Give a helping hand during the Christmas season

Many marginalized, oppressed and prejudiced groups feel worse during the jolly, merry time of Christmas and the holiday season.

There is often a spike in depression and mental health issues during Christmas especially among marginalized groups.

December! This is usually an exciting month for young and old people all around the world. Christmas is considered a time of joy, laughter, love and giving. However, this is not the narrative for many individuals out there. In fact, Christmas can be an exceptionally lonely and challenging time for someone who is marginalized or treated unfairly in society. It is this reason why depression and mental health issues often increase during the holiday season and why it should be people’s objective to reach out to those who may be alone, neglected or disregarded during this time.

While many of us use the time of Christmas to spend time celebrating and having fun with family and friends, eating a lot of food, opening up presents and adopting the “jolly spirit”, there are individuals who simply cannot complement this. The reality is that Christmas can be a harsh reminder of people’s lack of happiness, joy, love and acceptance in their lives. It is a time where some are surrounded by many and others are alone, without family, friends or individuals by their side.
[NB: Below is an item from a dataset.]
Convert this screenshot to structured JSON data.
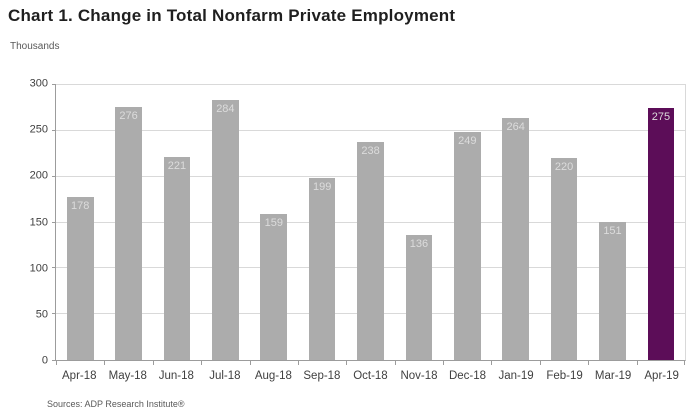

It is also a time where many marginalized groups are reminded about their current positions in society compared to many privileged groups.

For LGBTQ+ individuals, especially young, queer individuals, homelessness and loneliness are major challenges that many of them face. According to the National Coalition for the Homeless, at least 40% of homeless young people identify as LGBTQ+. Christmas is a very difficult time for the LGBTQ+ community because it is a brutal reminder at times that they are not accepted by members of the family who they may or may spend time with during the holiday period. If you are able to donate or give out a helping out, a list of LGBTQ+ organisations can be found here.

Christmas is a time where distinct comparisons can be made between the “haves” and “have nots”. Poverty is a massive, worldwide problem in all countries and during the festive season, poor individuals are often forgotten about and neglected. In fact, the capitalist gimmick of buying expensive gifts overshadows the fact that so much money could also go towards investing in projects that could provide opportunities for poor people to be alleviated from poverty. During this holiday, take time to think about giving a helping hand to individuals who are less fortunate than you. Whether it is an organisation you will assist or just one person you pass by, a simple action can make a difference.

It is also important to recognize the fact that not everyone celebrates Christmas. Christmas, a Christian holiday and also a Western, capitalist phenomena, is often imposed on individuals who are not Christians nor do they wish to buy into a money making scheme. As a result, people often shame or “other” individuals who do not celebrate or partake in the Christmas season. Respect others for their religious or cultural beliefs and allow them to have a space to practice their religion(s) too!

While we may be indulging and engrossed in the holiday season, we, especially white individuals, often forget about the injustices that people of colour face in our society. My gift and wish for all white people this Christmas is to burst their bubbles of privilege and ignorance and take it upon themselves to realise the struggles that people of colour go through and how our Westernised, white supremacist structures in society need to be dismantled in order to establish true equality for all.

Yes, Christmas is a joyful time and I do not want take away your happiness away, but I do think that it is important to be conscious about individuals around us who may not be able to share the same happy, joyful narrative that you have because of the positions that they are in. If you can do one thing for someone else during this season, it will make a difference. Remember that it all starts with us.